Pendant que les gars sont en train de faire les cons en bas. Pour une fois, je joue les solitaires. Un doc qui pige que dalle, les symptômes qui se sont arrête quand elle est arrivée à la maison, et cette soudaine solitude. L'air de la ville ne me réussit vraiment pas. Je suis là depuis peu, et me voilà déjà en train de déprimer.
Clac.
Hum ?
- Alors, le Quarterback joue perso ? T'es pas censé envoyer la balle normalement ? Plutôt que la garder pour toi.
Haru, il fallait que ce soit Haru.
- Désole, en face, ça avait l'air trop costaud pour Ken, je préfère garder la balle cette fois.
Il se marre, puis, il s'assoit à cotes de moi. Les pieds dans le vide, observant les gens en contrebas, ils ont l'air tous petits d'ici.
- Alors, il t'arrive quoi ? T'as pas la patate depuis ce matin.
Il est perspicace ? Ou je suis juste nul pour cacher des trucs ? Enfin, je ne vois pas bien pourquoi je lui cacherais.
- J'sais pas, c'est bizarre, des fois, je sue comme un bœuf, j'ai les genoux qui tremblent, j'ai une sensation bizarre dans le bide, j'ai pas faim, je suis pas fatigué, bref, c'est le bordel. Et hier, quand l'doc m'a renvoyé chez moi, j'étais solo, et la première chose que j'me suis dit, c'est vide quand elle est pas là ", trente secondes plus tard, j'étais au téléphone avec Himiko. Honnêtement, je n'y pige plus rien.
Hum ? Haru ? Qu'est-ce qui lui arrive à ce débile ? Pourquoi tu chiales putain ? ! Il me gonfle, une vraie femme.
- Tu es irrécupérable... Ce que tu expérimentes en ce moment, ça s'appelle " être amoureux ", ça t'es vraiment jamais arrivé ?
Hum... Ça pourrait expliquer des choses en effet, dis comme ça, ça parait logique.
- Pas vraiment non, jusqu'à présent, j'étais plutôt du genre à m'amuser.
- C'est triste putain ! Mais je suis tellement content que tu comprennes enfin... Ceci dit, t'es le dernier à te rendre compte de tes propres sentiments. C'est presque impressionnant.

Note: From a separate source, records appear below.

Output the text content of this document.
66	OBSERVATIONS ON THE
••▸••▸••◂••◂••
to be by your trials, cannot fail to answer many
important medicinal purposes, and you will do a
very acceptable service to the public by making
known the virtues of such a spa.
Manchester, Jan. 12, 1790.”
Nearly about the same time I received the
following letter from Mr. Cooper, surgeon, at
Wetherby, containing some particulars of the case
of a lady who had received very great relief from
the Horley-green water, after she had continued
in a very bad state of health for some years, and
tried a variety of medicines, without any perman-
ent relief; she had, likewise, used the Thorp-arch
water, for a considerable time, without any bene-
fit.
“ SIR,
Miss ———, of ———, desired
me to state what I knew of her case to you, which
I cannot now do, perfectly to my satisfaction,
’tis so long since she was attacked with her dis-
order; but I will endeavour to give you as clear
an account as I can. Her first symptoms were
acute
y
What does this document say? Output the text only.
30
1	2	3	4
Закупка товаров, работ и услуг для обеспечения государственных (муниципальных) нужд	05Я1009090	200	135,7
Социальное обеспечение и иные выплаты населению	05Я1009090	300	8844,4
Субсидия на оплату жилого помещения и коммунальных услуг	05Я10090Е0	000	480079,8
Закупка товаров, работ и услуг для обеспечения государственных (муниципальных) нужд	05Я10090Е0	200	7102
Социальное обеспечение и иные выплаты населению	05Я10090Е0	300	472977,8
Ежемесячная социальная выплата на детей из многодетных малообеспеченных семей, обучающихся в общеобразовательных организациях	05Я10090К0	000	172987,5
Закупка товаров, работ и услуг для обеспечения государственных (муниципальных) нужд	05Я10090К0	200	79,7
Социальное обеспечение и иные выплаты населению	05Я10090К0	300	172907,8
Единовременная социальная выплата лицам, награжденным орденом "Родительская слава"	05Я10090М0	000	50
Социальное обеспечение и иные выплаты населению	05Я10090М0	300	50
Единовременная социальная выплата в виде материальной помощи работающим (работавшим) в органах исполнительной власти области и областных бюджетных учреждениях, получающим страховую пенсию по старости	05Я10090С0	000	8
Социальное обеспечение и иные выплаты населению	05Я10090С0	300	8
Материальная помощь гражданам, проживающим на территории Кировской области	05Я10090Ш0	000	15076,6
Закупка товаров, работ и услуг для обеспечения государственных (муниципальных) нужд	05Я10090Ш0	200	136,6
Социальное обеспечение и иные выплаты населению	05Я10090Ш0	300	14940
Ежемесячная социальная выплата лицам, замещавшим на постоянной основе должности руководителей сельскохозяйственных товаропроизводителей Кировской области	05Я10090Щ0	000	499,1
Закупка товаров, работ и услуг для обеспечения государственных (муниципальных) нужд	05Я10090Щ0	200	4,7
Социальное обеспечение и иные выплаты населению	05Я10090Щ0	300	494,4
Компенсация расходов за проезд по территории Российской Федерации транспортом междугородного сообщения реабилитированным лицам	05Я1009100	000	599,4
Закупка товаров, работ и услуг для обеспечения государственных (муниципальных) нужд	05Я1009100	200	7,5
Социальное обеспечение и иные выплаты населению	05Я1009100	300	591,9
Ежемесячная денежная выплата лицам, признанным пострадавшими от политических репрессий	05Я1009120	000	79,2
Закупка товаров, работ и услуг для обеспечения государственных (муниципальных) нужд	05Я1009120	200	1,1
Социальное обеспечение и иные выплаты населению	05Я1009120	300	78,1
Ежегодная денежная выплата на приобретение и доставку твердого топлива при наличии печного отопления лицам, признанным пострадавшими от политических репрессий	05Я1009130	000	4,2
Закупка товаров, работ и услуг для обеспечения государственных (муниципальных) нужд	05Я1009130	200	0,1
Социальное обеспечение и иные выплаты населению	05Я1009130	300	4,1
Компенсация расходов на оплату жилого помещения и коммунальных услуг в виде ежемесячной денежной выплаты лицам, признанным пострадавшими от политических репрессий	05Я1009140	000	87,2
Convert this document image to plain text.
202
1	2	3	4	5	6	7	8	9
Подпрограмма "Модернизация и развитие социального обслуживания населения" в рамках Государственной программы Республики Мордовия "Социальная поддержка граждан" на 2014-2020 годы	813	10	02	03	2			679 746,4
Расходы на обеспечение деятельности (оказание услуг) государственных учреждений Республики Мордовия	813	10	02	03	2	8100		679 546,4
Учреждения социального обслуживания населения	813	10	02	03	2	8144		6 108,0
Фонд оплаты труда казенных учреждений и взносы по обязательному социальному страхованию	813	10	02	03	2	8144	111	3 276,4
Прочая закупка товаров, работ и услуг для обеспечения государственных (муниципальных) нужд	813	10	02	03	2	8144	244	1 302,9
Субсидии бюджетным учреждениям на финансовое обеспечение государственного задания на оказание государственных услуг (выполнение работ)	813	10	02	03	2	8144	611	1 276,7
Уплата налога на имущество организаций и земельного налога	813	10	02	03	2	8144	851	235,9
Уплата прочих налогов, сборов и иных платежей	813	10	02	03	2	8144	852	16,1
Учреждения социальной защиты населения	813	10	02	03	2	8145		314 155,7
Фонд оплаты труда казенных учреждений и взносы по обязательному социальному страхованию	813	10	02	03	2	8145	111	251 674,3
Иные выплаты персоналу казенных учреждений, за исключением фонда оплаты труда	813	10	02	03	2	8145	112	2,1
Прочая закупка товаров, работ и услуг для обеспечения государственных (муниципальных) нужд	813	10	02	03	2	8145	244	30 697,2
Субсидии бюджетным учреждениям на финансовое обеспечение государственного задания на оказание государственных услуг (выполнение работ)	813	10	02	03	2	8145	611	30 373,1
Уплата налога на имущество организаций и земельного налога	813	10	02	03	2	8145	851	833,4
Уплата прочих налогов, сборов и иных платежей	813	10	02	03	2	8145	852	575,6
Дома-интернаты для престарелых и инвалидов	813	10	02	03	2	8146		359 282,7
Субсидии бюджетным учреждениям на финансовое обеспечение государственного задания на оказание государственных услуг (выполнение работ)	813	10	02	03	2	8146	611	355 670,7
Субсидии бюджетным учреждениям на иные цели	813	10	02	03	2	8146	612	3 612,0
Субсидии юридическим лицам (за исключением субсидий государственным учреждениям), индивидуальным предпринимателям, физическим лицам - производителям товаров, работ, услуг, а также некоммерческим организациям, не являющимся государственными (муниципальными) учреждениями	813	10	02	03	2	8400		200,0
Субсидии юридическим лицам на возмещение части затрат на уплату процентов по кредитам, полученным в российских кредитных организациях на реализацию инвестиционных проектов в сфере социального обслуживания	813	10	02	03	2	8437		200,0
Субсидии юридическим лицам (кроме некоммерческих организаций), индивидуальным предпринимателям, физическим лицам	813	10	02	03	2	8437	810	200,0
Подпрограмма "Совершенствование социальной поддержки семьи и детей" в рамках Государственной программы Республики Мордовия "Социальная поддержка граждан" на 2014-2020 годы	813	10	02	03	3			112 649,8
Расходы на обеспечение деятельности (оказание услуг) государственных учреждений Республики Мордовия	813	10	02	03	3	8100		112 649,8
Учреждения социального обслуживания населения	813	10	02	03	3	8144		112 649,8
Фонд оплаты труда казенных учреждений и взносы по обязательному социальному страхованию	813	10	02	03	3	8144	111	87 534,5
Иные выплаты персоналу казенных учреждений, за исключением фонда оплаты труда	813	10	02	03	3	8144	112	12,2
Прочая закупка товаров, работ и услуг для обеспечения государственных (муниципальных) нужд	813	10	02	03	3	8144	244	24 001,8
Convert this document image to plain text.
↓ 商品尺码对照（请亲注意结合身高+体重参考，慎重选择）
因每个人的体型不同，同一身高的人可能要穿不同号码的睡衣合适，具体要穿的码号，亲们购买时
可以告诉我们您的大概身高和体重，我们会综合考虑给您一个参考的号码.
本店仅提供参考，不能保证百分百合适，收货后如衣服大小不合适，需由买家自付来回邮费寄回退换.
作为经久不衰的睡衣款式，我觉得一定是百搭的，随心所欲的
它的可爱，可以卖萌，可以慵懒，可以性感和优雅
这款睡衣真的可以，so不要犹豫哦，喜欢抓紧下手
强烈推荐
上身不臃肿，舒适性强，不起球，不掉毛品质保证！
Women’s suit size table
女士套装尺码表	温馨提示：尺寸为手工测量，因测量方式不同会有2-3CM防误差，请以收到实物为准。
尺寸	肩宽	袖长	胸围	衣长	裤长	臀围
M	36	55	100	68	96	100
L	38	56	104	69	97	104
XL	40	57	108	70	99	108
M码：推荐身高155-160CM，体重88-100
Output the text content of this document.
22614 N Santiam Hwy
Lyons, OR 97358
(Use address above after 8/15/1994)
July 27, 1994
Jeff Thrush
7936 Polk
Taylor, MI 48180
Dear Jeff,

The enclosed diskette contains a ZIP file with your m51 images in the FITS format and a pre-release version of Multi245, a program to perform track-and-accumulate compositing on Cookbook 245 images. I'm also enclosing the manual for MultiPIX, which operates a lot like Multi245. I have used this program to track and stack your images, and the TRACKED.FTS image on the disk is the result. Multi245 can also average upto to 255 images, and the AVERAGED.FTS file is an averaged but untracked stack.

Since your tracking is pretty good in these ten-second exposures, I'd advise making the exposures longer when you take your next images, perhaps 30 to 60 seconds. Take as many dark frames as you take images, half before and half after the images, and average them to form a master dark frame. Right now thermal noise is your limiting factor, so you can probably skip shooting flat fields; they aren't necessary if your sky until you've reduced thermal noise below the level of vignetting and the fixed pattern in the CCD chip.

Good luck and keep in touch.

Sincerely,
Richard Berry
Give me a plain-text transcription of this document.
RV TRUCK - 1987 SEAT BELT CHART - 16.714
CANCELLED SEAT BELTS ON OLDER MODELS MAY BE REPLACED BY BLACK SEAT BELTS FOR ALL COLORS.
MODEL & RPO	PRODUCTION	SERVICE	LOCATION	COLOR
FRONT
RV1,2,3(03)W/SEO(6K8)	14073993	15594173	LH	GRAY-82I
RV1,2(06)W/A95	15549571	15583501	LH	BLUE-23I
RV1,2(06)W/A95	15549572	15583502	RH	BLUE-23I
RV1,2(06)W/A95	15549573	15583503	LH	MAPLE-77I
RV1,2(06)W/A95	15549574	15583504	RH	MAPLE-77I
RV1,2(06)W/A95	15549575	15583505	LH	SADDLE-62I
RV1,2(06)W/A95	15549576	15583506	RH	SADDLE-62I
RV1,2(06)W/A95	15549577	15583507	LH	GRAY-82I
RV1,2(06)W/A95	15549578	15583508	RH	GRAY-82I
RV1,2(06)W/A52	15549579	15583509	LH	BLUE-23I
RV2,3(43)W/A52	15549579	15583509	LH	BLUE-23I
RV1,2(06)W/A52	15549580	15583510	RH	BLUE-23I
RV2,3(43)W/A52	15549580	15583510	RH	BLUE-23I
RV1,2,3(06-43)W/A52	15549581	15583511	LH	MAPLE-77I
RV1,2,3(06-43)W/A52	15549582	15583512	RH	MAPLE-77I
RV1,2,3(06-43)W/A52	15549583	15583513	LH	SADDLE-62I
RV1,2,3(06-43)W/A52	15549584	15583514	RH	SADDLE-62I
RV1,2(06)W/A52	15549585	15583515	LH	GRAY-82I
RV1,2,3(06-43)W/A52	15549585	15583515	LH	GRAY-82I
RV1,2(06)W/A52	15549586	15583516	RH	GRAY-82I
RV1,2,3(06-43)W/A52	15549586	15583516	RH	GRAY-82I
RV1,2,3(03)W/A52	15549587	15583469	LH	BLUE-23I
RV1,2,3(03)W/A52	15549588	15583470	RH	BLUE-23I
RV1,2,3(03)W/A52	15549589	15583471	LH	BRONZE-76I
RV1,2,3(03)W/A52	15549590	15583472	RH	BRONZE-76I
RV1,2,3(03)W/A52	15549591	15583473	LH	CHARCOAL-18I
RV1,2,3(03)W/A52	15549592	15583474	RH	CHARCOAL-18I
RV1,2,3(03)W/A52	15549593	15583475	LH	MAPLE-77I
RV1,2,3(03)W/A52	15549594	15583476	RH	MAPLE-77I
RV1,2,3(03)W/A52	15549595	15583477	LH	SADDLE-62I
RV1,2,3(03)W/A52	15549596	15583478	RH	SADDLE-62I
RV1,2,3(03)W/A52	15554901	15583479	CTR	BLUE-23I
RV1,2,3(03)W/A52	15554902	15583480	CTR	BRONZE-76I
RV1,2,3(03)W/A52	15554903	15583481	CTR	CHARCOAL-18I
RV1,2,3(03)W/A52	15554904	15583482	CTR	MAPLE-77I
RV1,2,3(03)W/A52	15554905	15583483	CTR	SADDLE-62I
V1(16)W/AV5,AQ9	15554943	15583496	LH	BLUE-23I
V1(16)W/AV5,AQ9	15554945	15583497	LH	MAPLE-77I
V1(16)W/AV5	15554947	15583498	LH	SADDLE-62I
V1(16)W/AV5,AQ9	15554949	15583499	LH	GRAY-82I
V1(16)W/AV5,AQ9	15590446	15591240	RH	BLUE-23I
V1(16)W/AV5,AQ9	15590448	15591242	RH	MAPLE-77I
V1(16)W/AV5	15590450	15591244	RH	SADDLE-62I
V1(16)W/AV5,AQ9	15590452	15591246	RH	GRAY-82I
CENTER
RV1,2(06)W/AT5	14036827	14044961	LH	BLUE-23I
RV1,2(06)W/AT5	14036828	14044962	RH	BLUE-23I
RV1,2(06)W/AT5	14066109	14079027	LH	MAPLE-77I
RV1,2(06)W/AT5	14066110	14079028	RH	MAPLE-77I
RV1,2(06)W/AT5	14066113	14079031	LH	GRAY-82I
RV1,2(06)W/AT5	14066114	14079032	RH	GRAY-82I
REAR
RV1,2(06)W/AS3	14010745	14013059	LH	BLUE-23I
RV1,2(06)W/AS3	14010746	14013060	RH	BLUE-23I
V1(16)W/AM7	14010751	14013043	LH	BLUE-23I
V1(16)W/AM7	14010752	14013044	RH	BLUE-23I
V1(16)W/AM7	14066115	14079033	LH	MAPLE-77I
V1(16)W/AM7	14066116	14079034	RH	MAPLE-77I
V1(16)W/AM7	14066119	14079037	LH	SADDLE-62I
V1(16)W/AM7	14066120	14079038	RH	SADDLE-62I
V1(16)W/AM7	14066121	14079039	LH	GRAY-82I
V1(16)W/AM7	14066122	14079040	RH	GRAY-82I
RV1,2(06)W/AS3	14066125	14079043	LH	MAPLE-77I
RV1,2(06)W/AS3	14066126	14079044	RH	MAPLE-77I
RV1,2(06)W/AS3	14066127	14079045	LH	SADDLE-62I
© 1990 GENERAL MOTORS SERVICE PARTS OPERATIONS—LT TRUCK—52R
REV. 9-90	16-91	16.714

J'admets que je n'avais jamais vu un truc comme ça, tout le groupe, même Himiko était au courant, et pas toi... C'est fort, vraiment, ça mériterais presque du respect ce genre d'exploit. T'es un mystère pour moi mec.
- T'as pas l'impression d'en faire des caisses-là ?
Haru et son habitude d'exagérer les choses... Quel enfer, j'ai l'impression d'être entouré de femmes.
- Tu vis pratiquement avec elle, seul, vous vous envoyez en l'air a minima une fois par jour d'après ce que tu me dis, vous passez vos journées ensembles, tu ne touches plus aux autres filles depuis qu'elle est là, je vous ai même entendu vous dire des mots doux. Franchement, des fois avec Yokko, on est jaloux de votre relation. Et tu me dis maintenant, que jusqu'à présent tu n'avais rien remarqué de particulièrement surprenant, ou bizarre ? Tu es l'un des plus grands mystères de ce monde mec.
Je déteste ce type, c'est officiel... Mais il marque un point. Et ça permettrait d'apporter une explication logique à mon comportement d'hier soir qui me laisse encore un peu circonspect ( et je n'utilise jamais le mot circonspect ).
Faut dire, elle est vachement jolie, je ne peux pas trop m'en vouloir de désirer la garder pour moi tout seul.